2. The method for controlling the flight trajectory of a moving composite near an obstacle according to claim 1, characterized in that, The step of drawing the target's orbital trajectory based on the relative orbital trajectory points at each time point involves using the relative orbital trajectory points at each time point... The target's orbital trajectory is obtained by connecting the lines. Then, the shape of the target's orbital trajectory within the obstacle system needs to meet the set state. If the shape of the target's trajectory within the obstacle system meets the set conditions, no action is taken. If the shape of the target's orbital trajectory within the obstacle system does not meet the set parameters, then adjust the relative orbital trajectory points. Mid-flight trajectory curve parameters The target's trajectory continues until the shape of its orbital path within the obstacle system satisfies the set parameters.
3. The method for controlling the flight trajectory of a moving composite vehicle near an obstacle according to claim 1, characterized in that, Based on the target bypass trajectory, a bypass trajectory formation control law is designed. According to the dynamic equation of the bypass agent in the obstacle system, the error dynamic system of the bypass agent is constructed, and the bypass trajectory formation control law is designed.

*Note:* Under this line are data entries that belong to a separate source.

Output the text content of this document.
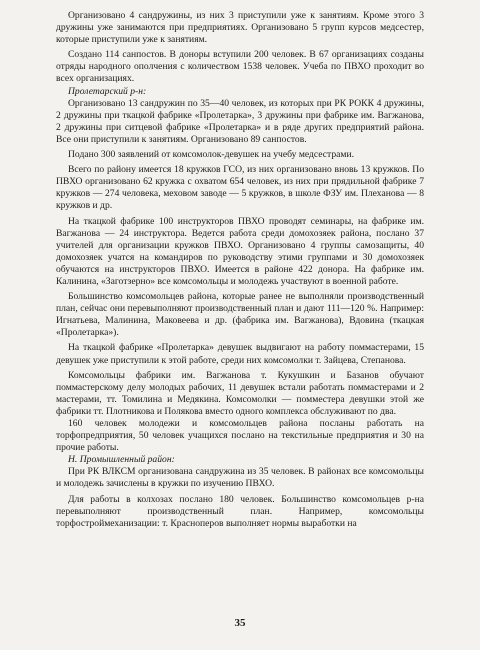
Организовано 4 сандружины, из них 3 приступили уже к занятиям. Кроме этого 3 дружины уже занимаются при предприятиях. Организовано 5 групп курсов медсестер, которые приступили уже к занятиям.

Создано 114 санпостов. В доноры вступили 200 человек. В 67 организациях созданы отряды народного ополчения с количеством 1538 человек. Учеба по ПВХО проходит во всех организациях.

Пролетарский р-н:

Организовано 13 сандружин по 35—40 человек, из которых при РК РОКК 4 дружины, 2 дружины при ткацкой фабрике «Пролетарка», 3 дружины при фабрике им. Вагжанова, 2 дружины при ситцевой фабрике «Пролетарка» и в ряде других предприятий района. Все они приступили к занятиям. Организовано 89 санпостов.

Подано 300 заявлений от комсомолок-девушек на учебу медсестрами.

Всего по району имеется 18 кружков ГСО, из них организовано вновь 13 кружков. По ПВХО организовано 62 кружка с охватом 654 человек, из них при прядильной фабрике 7 кружков — 274 человека, меховом заводе — 5 кружков, в школе ФЗУ им. Плеханова — 8 кружков и др.

На ткацкой фабрике 100 инструкторов ПВХО проводят семинары, на фабрике им. Вагжанова — 24 инструктора. Ведется работа среди домохозяек района, послано 37 учителей для организации кружков ПВХО. Организовано 4 группы самозащиты, 40 домохозяек учатся на командиров по руководству этими группами и 30 домохозяек обучаются на инструкторов ПВХО. Имеется в районе 422 донора. На фабрике им. Калинина, «Заготзерно» все комсомольцы и молодежь участвуют в военной работе.

Большинство комсомольцев района, которые ранее не выполняли производственный план, сейчас они перевыполняют производственный план и дают 111—120 %. Например: Игнатьева, Малинина, Маковеева и др. (фабрика им. Вагжанова), Вдовина (ткацкая «Пролетарка»).

На ткацкой фабрике «Пролетарка» девушек выдвигают на работу поммастерами, 15 девушек уже приступили к этой работе, среди них комсомолки т. Зайцева, Степанова.

Комсомольцы фабрики им. Вагжанова т. Кукушкин и Базанов обучают поммастерскому делу молодых рабочих, 11 девушек встали работать поммастерами и 2 мастерами, тт. Томилина и Медякина. Комсомолки — помместера девушки этой же фабрики тт. Плотникова и Полякова вместо одного комплекса обслуживают по два.

160 человек молодежи и комсомольцев района посланы работать на торфопредприятия, 50 человек учащихся послано на текстильные предприятия и 30 на прочие работы.

Н. Промышленный район:

При РК ВЛКСМ организована сандружина из 35 человек. В районах все комсомольцы и молодежь зачислены в кружки по изучению ПВХО.

Для работы в колхозах послано 180 человек. Большинство комсомольцев р-на перевыполняют производственный план. Например, комсомольцы торфостроймеханизации: т. Красноперов выполняет нормы выработки на

35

4. The method for controlling the flight trajectory of a moving composite vehicle near an obstacle according to claim 1, characterized in that, The error dynamics system of the flying agent is specifically represented as follows: in, for The positional error of the agent within the obstacle system at any given moment. for The speed error of the agent within the obstacle system at any given moment. for The acceleration error of the agent within the obstacle system at any given moment. for The control quantity of the agent error dynamics system at a given time in the obstacle body system.
5. The method for controlling the flight trajectory of a moving composite vehicle near an obstacle according to claim 1, characterized in that, The process of drawing the actual flight trajectory based on the control law formed by the flight trajectory refers to drawing the trajectory of the actual position of the intelligent agent in the obstacle system. If the trajectory of the actual position of the intelligent agent meets the set state, the intelligent agent is controlled to fly around the obstacle of the moving assembly according to the actual flight trajectory.
6. The method for controlling the flight trajectory around obstacles of a moving composite body according to claim 1, characterized in that... The process of drawing the actual flight trajectory based on the flight trajectory formation control law refers to drawing the trajectory of the actual position of the intelligent agent within the obstacle system. If the trajectory of the actual position of the intelligent agent does not meet the set state, the position feedback coefficient and velocity feedback coefficient in the flight trajectory formation control law are modified to form a new flight trajectory formation control law. The actual flight trajectory is then redrawn based on the new flight trajectory formation control law until the trajectory of the actual position of the intelligent agent redrawn within the obstacle system meets the set state.